The direction pointer tells the program which codel comes next, and can point in any of the four directions adjacent to the codel. The default direction of the DP is to the right. The first codel in the direction of the DP will be where the interpreter travels. Now, this is simple for images where each color block is an equally sized square. However, if this is not the case, determining what will come next can become quite complicated. For example, if we are on the blue codel, and the DP is pointing right, which color block in the image below will run next?
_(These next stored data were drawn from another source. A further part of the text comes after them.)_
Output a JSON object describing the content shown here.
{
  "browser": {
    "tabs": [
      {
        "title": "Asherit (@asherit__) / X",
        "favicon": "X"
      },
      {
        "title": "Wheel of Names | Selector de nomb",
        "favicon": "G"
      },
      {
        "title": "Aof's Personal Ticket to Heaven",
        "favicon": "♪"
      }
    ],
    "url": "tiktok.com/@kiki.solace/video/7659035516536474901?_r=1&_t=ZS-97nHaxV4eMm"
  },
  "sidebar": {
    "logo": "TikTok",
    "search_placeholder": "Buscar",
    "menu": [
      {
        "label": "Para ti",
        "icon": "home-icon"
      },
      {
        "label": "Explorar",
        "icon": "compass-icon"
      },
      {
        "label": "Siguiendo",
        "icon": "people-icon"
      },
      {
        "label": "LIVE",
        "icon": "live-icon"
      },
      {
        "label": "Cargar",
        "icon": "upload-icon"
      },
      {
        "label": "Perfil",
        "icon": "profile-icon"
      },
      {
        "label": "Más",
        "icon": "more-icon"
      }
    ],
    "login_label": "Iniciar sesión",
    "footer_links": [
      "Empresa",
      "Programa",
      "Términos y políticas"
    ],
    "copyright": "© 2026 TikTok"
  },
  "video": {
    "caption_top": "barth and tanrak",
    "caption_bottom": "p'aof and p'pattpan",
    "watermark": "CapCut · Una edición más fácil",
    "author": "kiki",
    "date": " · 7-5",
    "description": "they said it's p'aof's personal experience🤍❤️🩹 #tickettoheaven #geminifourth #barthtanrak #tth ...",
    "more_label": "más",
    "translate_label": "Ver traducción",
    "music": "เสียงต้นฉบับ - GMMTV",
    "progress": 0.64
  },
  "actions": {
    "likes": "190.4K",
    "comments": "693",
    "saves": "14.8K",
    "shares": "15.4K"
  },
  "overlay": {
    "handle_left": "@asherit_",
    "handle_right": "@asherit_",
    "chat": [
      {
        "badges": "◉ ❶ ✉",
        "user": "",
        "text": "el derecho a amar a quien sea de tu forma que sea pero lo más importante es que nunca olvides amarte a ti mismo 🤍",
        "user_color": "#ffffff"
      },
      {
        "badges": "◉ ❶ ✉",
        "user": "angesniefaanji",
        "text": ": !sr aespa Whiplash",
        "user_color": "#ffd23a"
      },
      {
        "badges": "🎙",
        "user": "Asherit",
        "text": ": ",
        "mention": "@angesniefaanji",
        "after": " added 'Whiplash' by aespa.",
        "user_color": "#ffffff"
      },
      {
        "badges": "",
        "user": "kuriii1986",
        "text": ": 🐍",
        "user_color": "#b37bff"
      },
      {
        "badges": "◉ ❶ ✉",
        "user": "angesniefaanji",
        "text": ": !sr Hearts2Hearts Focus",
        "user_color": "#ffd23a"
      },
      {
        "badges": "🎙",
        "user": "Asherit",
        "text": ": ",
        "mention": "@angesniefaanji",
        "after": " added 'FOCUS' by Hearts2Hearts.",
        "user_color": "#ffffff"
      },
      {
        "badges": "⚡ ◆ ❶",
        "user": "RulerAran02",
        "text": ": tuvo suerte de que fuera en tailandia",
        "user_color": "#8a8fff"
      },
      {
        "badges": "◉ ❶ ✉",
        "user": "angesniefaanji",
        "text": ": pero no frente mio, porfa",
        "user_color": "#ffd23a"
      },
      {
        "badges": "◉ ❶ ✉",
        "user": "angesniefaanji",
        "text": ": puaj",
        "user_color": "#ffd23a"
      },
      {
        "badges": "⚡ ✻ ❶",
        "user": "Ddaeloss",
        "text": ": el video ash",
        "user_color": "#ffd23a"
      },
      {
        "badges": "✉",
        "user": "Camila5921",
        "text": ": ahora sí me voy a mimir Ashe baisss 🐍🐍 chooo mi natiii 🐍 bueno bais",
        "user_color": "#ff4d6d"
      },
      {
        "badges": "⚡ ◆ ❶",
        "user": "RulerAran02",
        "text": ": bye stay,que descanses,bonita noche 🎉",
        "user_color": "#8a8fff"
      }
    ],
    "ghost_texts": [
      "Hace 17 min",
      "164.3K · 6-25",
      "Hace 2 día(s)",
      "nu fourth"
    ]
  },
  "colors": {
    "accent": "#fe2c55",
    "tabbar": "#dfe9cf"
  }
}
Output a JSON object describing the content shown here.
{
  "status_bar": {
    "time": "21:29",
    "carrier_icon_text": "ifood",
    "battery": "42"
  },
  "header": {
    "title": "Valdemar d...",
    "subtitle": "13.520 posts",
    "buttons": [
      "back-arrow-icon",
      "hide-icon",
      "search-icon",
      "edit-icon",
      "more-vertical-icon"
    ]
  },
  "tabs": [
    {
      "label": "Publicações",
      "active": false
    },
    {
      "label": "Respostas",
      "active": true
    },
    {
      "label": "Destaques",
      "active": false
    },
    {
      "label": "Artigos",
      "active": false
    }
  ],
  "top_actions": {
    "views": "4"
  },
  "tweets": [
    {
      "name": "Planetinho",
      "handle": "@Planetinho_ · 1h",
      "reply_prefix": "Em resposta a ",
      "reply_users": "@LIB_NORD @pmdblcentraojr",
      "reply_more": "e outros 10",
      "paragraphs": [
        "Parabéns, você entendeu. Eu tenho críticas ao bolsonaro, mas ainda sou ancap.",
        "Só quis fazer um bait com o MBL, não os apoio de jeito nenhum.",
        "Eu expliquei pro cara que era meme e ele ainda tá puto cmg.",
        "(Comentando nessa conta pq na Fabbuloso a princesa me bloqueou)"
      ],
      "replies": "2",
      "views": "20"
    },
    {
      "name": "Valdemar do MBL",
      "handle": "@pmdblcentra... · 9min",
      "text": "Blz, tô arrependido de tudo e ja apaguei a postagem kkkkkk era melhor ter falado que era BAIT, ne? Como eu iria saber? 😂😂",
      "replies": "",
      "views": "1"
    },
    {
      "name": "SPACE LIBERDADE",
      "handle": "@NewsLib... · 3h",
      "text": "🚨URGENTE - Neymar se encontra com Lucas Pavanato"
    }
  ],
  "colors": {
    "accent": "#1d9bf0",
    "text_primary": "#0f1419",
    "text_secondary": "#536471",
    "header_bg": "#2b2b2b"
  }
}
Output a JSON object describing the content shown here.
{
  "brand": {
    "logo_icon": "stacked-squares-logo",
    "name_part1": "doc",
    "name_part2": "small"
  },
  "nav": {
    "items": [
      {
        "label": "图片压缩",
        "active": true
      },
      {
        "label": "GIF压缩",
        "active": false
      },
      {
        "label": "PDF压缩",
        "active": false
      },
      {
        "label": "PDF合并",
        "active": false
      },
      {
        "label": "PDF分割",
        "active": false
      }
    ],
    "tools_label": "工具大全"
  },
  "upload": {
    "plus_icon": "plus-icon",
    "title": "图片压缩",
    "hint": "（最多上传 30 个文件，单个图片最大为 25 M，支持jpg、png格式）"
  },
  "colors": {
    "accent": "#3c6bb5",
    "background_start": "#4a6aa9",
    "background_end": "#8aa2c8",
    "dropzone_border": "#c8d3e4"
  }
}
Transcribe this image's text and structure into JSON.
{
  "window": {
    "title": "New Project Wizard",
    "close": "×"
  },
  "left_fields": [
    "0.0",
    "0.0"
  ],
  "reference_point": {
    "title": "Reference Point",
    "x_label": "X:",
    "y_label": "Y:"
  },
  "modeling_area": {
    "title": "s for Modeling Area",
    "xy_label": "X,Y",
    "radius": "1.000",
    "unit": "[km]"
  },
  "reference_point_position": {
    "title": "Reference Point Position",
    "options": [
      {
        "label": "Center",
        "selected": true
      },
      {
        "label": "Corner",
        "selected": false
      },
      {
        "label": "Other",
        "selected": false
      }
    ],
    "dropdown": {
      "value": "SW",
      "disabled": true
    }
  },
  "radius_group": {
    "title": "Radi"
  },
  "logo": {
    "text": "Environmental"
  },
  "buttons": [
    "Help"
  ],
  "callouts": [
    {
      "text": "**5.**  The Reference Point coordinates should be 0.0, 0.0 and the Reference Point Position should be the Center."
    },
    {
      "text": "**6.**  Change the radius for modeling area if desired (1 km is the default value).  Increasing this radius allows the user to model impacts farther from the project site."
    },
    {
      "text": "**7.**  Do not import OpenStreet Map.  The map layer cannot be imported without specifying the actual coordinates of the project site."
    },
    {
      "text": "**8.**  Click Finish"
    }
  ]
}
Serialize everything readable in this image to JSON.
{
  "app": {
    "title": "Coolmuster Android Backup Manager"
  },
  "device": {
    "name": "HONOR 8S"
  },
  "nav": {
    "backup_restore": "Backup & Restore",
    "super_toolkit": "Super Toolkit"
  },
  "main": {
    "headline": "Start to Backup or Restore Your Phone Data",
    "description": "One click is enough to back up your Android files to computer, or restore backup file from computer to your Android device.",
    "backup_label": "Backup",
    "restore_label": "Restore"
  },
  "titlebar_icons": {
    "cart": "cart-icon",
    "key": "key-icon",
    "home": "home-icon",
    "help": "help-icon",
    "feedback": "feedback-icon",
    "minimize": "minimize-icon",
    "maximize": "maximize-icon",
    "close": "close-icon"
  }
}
As you can see there is no clear answer, as both magenta and light cyan codels are in the direction of the DP. In circumstances like these, we rely on the codel chooser. The CC can flip between two states, left or right, which determine the color block that will run next if there is no immediate answer using the DP alone. To visualize this, you can imagine yourself standing on top of your current codel facing in the direction of the DP. If the CC points left, you choose the leftmost color block to travel to, and if the CC points right, you choose the rightmost. Here is the same scenario as before, but this time we also have the CC.
Colors
Now that we understand how programs are traversed, you might still be wondering how to actually encode the meaning into the program. As stated earlier, it all depends on the difference in shade/hue of successive color blocks. In order to simplify everything, you will only ever use 18 colors(20 including black and white). The color are as follows:
Methods
There are 17 different methods that you may use while programming in Piet, most of which are quite intuitive. Notice that the methods are relative to the previous codel, not based on a single color(i.e. Yellow pushes to the stack). Here are all of the methods:
Here there are a few things to notice: you cannot go to a lighter shade, and you cannot go to a previous hue. Instead, the values wrap around, meaning the shade that comes after dark cyan is light cyan, and the hue that comes after magenta is red. This can be quite annoying and tedious to work with at first, but it becomes quite easy.
Let’s try a practice scenario: if I am currently at red, and I want to output the top of the stack as a character, what color will come next in the sequence? We need to go 2 lightness steps darker, and 5 steps for the hue, meaning the next color will be light magenta. A description of all of the methods in detail is listed here.
Special Colors
As you may have noticed, the given methods will never utilize black or white. This is because they are special, and are used differently than the other colors. White can be thought of as a comment, meaning that it is simply skipped over as if it were not there at all. Black acts as an edge of the image, which means that the program flow will be stopped and the codel chooser will be toggled.
Stopping a Program
Contrary to what you might initially think, the hardest part of writing a Piet program is terminating it. This is because there are special rules that cause a program to end. To end a program, the interpreter must first reach either a black codel or an edge. Once this happens, the CC will toggle. If there is still no new color block that can be reached, the direction pointer is iterated to its next direction. If the CC has to be toggled, and there is still no new color block, the direction pointer is again iterated, and so on until the direction pointer has been through every direction and there is still no new color block that can be moved to. This is quite complicated, so here is a gif I made to explain better:
Cool Programs + How to Run Them
This was the first program I ever made, and it prints out “hello!”.
Another one of my own programs, this prints out “hello friend!”. I made a gif that shows only the code that is actually running, which you can run just like other programs.
Here is one of my favorite programs, created by Anthony Maës. It prints out “Tetris”, and every color block is in the shape of a Tetris piece.
To run any of these, or any program you write yourself, you can use this online interpreter I found here. Thanks for reading, and have a great day!